The Fall. 2025. Oil on canvas.195 × 150 cm.


In your work, a tension can be perceived between devotion and dissidence. How do you negotiate the boundary between the sacred and the profane?

In my work, I feel the need to return to rock art, to the images I carry with me. From the moment prehistoric humans became aware of death, they felt the need to leave a trace—marking a red hand on the cave wall using a stencil, a symbol of vital blood. Paleolithic man, a hunter-gatherer, experienced a mystical feeling in the presence of the animal—a form of spiritual magic and rituals linked to creation. In this way, the cave becomes sacred through the abstract representation of death and life, procreation, the Venus figures… Thus, art is born. In my interpretation, art is sacred by essence, because it reveals humankind as a creator.


Between Dog and Wolf II. 2025. Oil on canvas. 97 × 70 cm.


Traces of the Spanish Baroque tradition can be seen in your work. What do you find in it that remains contemporary today?

Yes, elements of the Spanish Baroque tradition are present in my work. In the history of art, for example, I think of Arab-Andalusian mosaics, in which I find a geometry of forms that feels profoundly contemporary. In Spanish Baroque painting and sculpture, one recurring theme is tragedy: death and the sacred are intensely embodied, whether in religious or profane subjects, in artists such as Zurbarán, Ribera, El Greco, and also Velázquez. I am thinking, for example, of the remarkable equestrian painting of Isabel of France, with its geometry and nuanced portrait that illuminates the painting.
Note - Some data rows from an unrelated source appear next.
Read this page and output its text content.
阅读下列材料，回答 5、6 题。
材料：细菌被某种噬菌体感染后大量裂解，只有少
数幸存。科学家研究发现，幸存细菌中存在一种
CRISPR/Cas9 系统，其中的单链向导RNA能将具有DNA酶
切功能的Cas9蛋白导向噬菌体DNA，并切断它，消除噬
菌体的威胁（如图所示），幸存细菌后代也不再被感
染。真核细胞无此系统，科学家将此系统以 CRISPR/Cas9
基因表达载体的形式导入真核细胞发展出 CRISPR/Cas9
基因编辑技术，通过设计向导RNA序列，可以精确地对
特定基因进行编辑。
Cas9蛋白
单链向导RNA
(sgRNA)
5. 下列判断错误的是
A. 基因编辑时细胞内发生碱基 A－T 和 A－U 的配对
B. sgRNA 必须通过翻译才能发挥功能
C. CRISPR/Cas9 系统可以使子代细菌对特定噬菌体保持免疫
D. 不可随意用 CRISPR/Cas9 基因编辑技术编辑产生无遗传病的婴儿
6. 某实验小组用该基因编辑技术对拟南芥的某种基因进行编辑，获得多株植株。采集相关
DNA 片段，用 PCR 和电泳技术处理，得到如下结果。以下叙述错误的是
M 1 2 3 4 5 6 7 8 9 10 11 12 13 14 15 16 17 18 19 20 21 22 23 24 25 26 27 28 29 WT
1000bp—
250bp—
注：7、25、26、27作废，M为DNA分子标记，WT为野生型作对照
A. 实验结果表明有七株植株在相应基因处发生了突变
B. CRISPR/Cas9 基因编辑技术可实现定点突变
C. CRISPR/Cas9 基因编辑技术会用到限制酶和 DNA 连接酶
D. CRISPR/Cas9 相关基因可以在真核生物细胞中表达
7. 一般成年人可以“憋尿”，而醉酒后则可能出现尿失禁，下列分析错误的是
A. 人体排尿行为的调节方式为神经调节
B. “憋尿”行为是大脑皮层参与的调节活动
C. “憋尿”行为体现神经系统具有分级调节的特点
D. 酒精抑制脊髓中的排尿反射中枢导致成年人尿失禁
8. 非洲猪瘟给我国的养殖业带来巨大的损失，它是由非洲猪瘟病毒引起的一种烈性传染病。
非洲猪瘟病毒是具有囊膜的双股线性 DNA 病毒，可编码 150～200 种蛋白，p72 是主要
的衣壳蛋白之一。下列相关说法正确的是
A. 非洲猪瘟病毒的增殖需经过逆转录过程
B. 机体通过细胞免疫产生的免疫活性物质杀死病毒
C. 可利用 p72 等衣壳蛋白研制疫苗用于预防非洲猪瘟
When I think about sculpture, the marvelous polychrome sculptures of Alonso Cano, Juan de Juni, or Pedro de Mena come to mind—works in which green eyes are inlaid, along with ivory teeth, horn fingernails, and eyelashes made of hair. All of this has undoubtedly influenced my sculptural practice, both in its morphological and equestrian dimensions. Personally, in my work I inlay porcelain elements into carved or painted wood.


Between Dog and Wolf I. 2025. Oil on canvas. 97 × 70 cm.


What interests you about that threshold between the recognizable and the abstract?

For me, any representation in painting or sculpture is abstract. What imposes itself is the architectural construction of space, its secret geometry, and the emotion produced by color. It is, in a way, a displacement of the real in order to reach that sensation.


The Anatomical Angel. 2013. Ash wood and porcelain. 90 × 15 × 160 cm.


Your work seems to move between silence, abandonment, and return. What draws you toward these intermediate spaces?

I believe it is by renouncing the imitation of external truth, by refusing to copy it, that I reach truth—whether in painting or in sculpture. It is as if I were looking at myself within my own subject in order to better discover my secret, perhaps.


Justa. 2019. Polychrome oak wood. 240 × 190 × 140 cm.


To what extent do you plan your work, and how much space do you leave for the unexpected—or even for mistakes?

It is true that, on occasions, I completely forget the main idea behind my painting and sculpture. Although I begin a work with very clear ideas—preliminary drawings and sketches, preparatory engravings, and a well-defined intention—I realize that, sometimes, that initial idea gets lost. It is not an accident. In some cases, it has to do with technical difficulties, but nowadays I also accept starting from a very specific idea and, when faced with sculpture, wood, or ceramics, having to work in a different way. I accept that.